A BRIEF OUTLINE OF THE 449TH MP COMPANY, 1ST ESB 1944
The 449th military police company took part in practice invasion operations for six months with the 1st ESB. During breaks in training, the Military police soldiers would also perform MP duties in nearby English towns. The 449th also had the added responsibility of guarding the top-secret planning room for 1st ESB portion of the invasion. The 449th landed on Utah Beach at approximately 0800 hours on 6th June, 1944. Although enemy resistance was lighter than on Omaha Beach, there was a constant threat of artillery and sniper fire. To counter these dangers, the 449th kept men and vehicles moving off the beach to make room for incoming waves of soldiers and supplies.

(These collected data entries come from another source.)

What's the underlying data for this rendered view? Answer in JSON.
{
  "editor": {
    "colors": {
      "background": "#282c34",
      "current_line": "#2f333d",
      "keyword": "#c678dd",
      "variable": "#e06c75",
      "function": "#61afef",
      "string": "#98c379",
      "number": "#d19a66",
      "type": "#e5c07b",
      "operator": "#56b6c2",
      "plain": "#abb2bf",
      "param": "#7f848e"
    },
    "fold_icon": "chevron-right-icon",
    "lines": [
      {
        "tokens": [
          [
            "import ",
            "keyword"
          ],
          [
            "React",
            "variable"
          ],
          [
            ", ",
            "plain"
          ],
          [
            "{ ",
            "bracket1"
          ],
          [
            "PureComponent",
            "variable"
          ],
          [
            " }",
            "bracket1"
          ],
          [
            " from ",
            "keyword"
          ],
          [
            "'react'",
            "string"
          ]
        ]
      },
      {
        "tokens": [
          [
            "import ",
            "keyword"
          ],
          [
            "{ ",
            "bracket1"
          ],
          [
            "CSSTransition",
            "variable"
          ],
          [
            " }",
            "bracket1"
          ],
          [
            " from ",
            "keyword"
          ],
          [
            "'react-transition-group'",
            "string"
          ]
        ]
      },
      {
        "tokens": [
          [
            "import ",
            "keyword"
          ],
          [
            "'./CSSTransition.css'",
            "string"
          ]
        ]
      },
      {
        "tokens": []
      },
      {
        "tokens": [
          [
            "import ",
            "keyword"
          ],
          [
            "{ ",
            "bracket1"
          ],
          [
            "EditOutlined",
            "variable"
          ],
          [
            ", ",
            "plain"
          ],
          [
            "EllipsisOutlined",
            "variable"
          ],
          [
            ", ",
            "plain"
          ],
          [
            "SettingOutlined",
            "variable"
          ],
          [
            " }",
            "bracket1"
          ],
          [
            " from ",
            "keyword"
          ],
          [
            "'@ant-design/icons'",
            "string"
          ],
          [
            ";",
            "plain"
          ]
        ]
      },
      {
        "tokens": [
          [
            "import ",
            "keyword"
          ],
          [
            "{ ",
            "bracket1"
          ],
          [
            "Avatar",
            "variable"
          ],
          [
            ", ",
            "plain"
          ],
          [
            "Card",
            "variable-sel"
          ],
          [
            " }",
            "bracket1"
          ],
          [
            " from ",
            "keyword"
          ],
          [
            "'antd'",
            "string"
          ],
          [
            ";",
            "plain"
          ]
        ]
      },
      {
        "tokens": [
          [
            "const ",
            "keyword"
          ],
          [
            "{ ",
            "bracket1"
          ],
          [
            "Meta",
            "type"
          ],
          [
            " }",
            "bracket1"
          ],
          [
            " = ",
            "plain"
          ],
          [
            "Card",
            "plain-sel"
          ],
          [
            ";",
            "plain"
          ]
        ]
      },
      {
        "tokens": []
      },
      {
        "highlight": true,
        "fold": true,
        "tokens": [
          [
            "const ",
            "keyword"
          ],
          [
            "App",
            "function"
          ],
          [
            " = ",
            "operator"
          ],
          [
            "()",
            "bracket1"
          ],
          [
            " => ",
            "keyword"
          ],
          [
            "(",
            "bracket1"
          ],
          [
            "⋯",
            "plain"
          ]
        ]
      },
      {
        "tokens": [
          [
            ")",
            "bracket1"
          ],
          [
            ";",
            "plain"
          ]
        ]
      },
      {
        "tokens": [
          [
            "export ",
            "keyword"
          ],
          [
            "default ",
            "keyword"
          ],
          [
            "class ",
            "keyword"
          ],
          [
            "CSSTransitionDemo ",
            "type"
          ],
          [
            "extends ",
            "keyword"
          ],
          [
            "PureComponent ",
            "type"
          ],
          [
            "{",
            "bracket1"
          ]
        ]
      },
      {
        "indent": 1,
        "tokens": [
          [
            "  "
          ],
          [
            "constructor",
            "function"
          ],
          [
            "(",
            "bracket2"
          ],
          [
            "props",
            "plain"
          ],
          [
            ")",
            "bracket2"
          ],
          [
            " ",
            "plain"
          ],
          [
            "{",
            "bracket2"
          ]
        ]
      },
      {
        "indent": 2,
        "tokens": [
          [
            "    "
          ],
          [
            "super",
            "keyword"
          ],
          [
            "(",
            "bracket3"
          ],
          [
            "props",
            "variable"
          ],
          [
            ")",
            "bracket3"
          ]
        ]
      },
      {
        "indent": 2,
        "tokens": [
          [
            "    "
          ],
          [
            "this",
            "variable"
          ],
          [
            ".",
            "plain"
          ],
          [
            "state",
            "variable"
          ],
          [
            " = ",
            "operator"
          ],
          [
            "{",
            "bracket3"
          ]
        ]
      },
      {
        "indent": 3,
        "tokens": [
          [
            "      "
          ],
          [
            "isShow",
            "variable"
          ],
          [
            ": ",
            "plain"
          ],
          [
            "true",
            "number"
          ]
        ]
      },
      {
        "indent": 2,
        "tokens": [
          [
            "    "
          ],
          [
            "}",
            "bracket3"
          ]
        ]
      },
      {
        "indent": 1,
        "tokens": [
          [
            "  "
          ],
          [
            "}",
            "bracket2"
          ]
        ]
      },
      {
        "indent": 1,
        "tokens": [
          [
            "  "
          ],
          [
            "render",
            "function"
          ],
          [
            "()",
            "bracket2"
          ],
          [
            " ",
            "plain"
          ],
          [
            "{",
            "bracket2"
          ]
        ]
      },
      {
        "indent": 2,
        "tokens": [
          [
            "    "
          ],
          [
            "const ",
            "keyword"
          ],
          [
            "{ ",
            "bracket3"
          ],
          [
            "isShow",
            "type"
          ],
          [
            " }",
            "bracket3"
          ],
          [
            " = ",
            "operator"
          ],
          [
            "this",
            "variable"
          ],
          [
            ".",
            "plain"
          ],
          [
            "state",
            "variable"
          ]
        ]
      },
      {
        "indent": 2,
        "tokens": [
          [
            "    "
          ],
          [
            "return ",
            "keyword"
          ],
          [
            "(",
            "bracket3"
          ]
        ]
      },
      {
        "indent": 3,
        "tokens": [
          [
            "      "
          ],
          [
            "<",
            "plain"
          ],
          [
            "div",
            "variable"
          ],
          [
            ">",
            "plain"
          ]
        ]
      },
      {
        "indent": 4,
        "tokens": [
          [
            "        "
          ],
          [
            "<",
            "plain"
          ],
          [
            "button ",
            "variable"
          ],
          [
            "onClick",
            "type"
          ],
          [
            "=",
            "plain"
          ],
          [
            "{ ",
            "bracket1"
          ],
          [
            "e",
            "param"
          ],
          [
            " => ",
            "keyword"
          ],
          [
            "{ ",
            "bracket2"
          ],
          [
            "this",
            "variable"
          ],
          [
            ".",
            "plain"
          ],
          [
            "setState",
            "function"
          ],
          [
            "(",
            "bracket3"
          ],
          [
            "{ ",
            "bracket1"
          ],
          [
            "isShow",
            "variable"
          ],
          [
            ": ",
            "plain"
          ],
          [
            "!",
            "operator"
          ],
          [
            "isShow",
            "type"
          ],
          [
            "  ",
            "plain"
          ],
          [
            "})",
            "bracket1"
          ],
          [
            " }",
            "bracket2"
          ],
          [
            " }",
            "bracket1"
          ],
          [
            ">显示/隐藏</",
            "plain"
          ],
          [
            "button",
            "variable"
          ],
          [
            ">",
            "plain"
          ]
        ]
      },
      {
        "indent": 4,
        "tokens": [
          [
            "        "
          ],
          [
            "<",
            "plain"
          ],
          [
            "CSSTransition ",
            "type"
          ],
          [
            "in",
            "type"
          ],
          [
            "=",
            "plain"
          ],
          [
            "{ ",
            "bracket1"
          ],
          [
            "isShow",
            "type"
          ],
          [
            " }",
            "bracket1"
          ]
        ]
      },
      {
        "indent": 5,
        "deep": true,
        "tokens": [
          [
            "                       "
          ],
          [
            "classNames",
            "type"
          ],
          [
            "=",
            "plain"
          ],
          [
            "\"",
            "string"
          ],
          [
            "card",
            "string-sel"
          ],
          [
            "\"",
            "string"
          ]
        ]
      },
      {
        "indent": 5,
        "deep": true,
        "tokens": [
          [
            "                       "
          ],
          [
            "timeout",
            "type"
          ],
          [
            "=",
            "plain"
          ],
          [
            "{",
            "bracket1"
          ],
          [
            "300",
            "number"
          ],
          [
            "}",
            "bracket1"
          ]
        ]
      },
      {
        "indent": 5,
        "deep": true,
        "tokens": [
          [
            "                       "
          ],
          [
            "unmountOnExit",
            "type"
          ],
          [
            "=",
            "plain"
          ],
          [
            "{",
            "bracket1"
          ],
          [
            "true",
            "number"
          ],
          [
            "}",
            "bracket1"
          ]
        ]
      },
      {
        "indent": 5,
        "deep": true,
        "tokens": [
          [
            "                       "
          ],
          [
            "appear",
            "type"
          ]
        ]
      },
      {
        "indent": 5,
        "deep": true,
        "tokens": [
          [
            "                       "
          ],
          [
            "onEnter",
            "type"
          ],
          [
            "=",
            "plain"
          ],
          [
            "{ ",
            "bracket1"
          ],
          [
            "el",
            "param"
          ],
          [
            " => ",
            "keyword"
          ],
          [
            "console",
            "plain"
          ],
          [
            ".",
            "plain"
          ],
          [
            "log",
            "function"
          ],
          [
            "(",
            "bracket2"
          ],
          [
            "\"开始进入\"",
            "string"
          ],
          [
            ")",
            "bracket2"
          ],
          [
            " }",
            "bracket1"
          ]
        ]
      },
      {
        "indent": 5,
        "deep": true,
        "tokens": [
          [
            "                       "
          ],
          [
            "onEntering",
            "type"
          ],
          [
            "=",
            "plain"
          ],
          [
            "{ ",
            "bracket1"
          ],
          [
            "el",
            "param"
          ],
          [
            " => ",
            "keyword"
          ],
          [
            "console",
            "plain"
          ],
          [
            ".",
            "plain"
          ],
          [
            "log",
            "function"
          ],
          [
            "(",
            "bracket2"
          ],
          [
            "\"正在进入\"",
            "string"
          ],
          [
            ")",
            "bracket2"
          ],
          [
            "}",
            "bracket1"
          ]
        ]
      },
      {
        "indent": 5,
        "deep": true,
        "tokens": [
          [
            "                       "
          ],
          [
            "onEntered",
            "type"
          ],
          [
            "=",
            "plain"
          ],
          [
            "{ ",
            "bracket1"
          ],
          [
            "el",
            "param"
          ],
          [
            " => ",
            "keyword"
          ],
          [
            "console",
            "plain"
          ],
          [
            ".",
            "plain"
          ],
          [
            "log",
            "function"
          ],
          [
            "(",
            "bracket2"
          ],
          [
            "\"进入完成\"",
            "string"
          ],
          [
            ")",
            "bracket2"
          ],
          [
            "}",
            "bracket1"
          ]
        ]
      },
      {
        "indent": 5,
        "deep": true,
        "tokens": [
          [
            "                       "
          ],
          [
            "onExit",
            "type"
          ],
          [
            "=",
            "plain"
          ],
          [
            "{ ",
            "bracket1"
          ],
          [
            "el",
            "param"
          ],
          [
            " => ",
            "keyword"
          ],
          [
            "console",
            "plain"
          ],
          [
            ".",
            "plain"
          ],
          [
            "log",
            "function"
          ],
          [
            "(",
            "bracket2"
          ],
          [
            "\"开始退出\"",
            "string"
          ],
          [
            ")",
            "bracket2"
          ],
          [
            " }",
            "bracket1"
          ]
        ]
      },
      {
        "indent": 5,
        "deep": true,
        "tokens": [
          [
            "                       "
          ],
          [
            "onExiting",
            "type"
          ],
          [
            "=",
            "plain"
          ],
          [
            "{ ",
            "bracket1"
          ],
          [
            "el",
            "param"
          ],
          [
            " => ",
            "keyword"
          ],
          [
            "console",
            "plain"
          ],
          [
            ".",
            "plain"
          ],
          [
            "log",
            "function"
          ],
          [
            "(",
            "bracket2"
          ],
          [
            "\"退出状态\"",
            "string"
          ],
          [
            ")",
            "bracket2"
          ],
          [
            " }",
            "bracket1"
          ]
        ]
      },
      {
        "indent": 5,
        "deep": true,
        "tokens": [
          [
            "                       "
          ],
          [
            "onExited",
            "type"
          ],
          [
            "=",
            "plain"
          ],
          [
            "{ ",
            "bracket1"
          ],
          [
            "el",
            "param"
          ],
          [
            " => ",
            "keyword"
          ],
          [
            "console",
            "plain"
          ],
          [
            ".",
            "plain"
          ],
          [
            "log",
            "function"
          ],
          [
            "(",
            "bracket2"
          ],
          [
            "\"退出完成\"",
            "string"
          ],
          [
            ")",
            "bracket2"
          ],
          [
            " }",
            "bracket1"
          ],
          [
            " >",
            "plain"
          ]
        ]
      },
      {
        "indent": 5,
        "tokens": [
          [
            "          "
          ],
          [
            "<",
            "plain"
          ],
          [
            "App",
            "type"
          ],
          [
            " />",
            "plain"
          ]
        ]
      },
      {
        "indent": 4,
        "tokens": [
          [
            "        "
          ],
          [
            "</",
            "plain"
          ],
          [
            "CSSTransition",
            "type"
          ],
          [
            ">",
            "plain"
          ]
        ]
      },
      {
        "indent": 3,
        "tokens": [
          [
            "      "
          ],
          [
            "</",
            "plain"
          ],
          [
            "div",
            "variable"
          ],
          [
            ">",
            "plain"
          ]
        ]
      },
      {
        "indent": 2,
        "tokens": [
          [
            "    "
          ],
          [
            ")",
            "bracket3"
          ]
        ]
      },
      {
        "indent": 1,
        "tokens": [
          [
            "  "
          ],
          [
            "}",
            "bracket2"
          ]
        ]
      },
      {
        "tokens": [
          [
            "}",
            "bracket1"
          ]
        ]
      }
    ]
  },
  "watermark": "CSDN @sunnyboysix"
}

The military police soldiers also oversaw EPW operations and within four days had supervised the removal of 4,000 EPWs to England. Casualties for 449th during beach operations consisted of seven MPs wounded and one killed. The following449th members were awarded the Bronze Star Medal: lieutenant E.J. Barattino, Tech 4 D. Feingold, Corporal E.G. Streich, Corporal J. Feinstein and Pvt. H. Kuperberg. In the days immediately following the initial assault other ESB units landed in Normandy. The 301st and 595th Escort Guard Companies maintained beach evacuation pens filled with German EPWs and processed the constant stream of new prisoners. Companies C and D of the 783rd Military police battalion assisted in directing the considerable amounts of beach traffic four days after 6th June1944.
In the coming months, beach operations became more routine and less dangerous. Battle lines moved inland and many MP units followed. Most MP units attached to the ESBs were reassigned, but they continued processing many thousands of EPWs and also kept the supply lines operational. Although the beachhead was secure, the war in Europe loomed ahead.